IREN Limited disclosed on May 27, 2026 that it signed a $1.6 billion purchase agreement with Dell Technologies for air-cooled NVIDIA Blackwell systems to power its AI cloud. The hardware will support a previously announced five-year, $3.4 billion managed services AI cloud contract and is expected to lift IREN’s annualized revenue run rate from $3.7 billion to $4.4 billion once fully deployed.
This article aggregates reporting from 4 news sources. The TL;DR is AI-generated from original reporting. Race to AGI's analysis provides editorial context on implications for AGI development.
IREN’s $1.6 billion Dell Blackwell order is a reminder that the AI race is increasingly constrained by power and infrastructure, not just by model ideas. This is effectively a bet that long-term demand for high-end GPU clusters will remain red-hot, and that locking in capacity ahead of the crowd will pay off in higher-margin AI cloud contracts.

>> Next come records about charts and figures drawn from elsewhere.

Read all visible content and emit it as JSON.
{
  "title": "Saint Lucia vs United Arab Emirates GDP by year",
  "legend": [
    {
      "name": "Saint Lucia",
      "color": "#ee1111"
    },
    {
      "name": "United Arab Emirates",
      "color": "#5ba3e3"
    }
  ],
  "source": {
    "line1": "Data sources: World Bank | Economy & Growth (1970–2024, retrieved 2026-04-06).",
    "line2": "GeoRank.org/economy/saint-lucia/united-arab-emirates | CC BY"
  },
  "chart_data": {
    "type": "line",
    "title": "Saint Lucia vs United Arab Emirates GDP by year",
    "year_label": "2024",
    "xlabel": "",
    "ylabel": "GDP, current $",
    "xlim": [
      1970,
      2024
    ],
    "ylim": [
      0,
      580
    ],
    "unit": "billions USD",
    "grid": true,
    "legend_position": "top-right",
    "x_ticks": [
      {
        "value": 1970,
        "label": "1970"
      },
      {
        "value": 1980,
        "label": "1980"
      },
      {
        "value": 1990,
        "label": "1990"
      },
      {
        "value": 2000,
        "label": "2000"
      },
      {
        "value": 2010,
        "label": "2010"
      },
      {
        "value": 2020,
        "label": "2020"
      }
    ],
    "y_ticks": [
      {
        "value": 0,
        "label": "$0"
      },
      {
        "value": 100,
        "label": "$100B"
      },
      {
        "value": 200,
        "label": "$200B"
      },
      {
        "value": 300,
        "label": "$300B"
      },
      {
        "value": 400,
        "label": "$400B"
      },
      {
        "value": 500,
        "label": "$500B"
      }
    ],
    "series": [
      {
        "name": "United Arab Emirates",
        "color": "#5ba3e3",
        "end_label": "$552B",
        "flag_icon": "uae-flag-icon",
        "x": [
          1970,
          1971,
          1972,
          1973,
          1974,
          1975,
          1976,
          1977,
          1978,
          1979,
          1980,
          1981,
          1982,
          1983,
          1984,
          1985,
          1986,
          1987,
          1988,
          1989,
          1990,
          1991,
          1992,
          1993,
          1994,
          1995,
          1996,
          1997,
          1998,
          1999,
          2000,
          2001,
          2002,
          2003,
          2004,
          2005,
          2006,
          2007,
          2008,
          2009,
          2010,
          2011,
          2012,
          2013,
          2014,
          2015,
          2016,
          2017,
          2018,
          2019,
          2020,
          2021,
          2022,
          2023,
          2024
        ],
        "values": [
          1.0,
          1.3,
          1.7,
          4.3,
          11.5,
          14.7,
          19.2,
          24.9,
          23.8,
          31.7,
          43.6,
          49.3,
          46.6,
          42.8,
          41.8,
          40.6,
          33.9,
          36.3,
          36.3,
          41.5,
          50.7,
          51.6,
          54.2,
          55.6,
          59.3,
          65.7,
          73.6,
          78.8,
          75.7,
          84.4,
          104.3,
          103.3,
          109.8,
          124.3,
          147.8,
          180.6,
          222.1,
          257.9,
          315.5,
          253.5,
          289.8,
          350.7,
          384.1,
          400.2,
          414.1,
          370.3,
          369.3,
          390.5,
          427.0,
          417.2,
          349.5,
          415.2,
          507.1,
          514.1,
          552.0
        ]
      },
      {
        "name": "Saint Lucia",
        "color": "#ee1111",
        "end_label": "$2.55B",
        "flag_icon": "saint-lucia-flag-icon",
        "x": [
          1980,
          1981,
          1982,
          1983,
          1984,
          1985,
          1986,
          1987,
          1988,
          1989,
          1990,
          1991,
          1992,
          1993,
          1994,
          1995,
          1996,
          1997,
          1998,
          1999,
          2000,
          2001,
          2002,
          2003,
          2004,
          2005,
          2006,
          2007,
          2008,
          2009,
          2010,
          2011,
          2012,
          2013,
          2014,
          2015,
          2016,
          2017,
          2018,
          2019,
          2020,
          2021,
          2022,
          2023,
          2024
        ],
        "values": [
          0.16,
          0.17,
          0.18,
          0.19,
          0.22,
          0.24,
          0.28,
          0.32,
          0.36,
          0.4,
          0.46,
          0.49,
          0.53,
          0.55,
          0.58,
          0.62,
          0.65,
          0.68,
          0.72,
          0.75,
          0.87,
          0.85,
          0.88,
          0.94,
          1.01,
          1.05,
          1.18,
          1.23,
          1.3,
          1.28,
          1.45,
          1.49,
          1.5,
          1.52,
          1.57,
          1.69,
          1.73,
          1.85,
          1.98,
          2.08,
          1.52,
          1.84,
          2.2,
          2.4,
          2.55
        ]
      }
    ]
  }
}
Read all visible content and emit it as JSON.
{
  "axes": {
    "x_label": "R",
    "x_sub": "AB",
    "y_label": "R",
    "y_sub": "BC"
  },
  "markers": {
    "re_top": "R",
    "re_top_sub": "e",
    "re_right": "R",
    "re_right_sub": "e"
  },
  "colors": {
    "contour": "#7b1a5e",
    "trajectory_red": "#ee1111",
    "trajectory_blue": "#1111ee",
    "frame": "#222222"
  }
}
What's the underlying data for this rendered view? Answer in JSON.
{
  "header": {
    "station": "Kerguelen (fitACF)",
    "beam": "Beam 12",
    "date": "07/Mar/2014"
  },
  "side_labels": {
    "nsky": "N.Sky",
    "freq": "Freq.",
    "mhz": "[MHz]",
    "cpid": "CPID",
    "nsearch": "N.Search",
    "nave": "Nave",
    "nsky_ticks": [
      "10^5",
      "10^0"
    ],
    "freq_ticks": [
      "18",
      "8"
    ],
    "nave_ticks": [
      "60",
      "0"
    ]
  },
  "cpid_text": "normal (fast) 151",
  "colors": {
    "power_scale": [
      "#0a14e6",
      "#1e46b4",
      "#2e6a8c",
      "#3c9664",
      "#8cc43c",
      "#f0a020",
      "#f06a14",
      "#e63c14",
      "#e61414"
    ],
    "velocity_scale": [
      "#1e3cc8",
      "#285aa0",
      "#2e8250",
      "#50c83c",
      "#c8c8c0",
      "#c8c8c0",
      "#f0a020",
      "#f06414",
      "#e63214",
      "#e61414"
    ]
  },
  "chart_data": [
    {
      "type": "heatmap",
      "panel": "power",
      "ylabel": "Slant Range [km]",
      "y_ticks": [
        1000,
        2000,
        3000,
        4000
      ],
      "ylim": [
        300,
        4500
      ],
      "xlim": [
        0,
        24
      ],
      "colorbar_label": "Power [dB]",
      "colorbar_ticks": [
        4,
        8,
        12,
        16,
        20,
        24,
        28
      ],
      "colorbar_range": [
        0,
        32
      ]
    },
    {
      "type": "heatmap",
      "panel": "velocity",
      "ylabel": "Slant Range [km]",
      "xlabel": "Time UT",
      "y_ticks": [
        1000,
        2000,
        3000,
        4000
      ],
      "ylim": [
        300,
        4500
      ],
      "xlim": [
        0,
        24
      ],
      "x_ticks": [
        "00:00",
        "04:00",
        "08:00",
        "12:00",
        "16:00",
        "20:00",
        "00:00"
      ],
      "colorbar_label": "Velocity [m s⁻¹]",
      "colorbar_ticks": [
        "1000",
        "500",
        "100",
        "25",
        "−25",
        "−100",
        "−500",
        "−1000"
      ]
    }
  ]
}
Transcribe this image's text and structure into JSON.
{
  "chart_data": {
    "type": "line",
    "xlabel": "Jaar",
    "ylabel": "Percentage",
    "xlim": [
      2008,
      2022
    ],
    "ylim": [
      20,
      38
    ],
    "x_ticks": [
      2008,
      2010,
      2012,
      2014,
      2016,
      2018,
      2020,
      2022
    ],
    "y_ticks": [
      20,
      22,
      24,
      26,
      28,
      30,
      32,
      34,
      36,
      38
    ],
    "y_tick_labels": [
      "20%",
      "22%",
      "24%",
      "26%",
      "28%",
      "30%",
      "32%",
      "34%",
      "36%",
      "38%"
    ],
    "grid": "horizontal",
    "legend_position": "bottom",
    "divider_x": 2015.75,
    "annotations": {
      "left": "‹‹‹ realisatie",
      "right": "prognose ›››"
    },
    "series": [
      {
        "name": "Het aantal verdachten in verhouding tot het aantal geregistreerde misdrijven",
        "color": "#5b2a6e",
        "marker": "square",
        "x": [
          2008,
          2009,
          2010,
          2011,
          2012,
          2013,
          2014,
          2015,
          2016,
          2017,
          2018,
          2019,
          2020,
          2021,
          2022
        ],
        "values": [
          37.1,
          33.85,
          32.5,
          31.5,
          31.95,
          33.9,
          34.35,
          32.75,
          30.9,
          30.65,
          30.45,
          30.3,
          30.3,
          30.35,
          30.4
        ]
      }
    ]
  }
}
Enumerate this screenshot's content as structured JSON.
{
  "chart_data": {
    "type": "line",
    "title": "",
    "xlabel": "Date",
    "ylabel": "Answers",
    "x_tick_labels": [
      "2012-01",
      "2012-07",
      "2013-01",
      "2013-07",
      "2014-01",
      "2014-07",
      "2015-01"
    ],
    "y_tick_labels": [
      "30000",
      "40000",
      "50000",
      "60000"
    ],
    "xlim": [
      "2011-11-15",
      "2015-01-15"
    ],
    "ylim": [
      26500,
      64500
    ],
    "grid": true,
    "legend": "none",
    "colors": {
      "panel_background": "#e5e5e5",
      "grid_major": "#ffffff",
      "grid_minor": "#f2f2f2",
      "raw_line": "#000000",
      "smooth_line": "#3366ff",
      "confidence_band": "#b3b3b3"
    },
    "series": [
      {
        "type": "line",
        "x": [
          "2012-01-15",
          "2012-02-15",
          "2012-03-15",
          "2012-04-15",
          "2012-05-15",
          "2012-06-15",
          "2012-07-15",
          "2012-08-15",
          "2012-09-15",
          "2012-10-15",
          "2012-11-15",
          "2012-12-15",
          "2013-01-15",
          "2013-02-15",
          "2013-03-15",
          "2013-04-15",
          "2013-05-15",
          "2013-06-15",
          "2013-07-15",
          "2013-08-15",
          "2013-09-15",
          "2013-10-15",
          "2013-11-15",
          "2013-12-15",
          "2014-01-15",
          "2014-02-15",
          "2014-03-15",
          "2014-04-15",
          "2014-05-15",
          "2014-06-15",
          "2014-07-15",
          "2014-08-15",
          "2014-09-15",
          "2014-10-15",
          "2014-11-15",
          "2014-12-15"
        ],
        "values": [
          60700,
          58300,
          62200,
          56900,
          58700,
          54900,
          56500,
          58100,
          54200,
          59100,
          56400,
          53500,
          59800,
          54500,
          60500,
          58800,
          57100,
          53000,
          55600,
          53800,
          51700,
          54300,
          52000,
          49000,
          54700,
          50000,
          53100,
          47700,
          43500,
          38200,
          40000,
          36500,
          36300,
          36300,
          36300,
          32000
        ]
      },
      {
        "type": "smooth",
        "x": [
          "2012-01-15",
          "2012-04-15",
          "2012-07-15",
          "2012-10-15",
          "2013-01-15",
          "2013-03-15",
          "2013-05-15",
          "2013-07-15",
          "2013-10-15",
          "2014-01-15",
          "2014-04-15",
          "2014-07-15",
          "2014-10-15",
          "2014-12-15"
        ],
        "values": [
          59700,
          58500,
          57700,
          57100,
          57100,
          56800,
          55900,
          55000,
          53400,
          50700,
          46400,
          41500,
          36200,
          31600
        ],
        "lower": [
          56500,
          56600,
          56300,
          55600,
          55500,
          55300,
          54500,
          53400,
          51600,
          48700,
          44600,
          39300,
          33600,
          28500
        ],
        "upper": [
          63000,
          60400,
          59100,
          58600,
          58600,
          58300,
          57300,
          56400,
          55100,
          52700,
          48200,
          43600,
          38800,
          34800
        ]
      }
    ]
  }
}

Strategically, IREN is positioning itself as a specialist AI infrastructure provider: not a hyperscaler, but a company whose entire narrative is “time-to-compute”. By tying up a dedicated Blackwell supply for its Texas facilities, it’s signaling to model labs and enterprises that there will be non‑Big‑Three options for hosting large-scale training and inference. For Dell, deals like this validate its push to be a primary OEM for Blackwell-based systems rather than just a commodity server vendor.
In AGI terms, this deal doesn’t introduce new capabilities, but it helps make sure that when next‑gen models are ready to train, there is enough dedicated, AI‑optimized hardware to run them. That tilts timelines toward the “infrastructure is ready first” scenario, where progress is gated mainly by scaling experiments and safety work, not by scarcity of compute.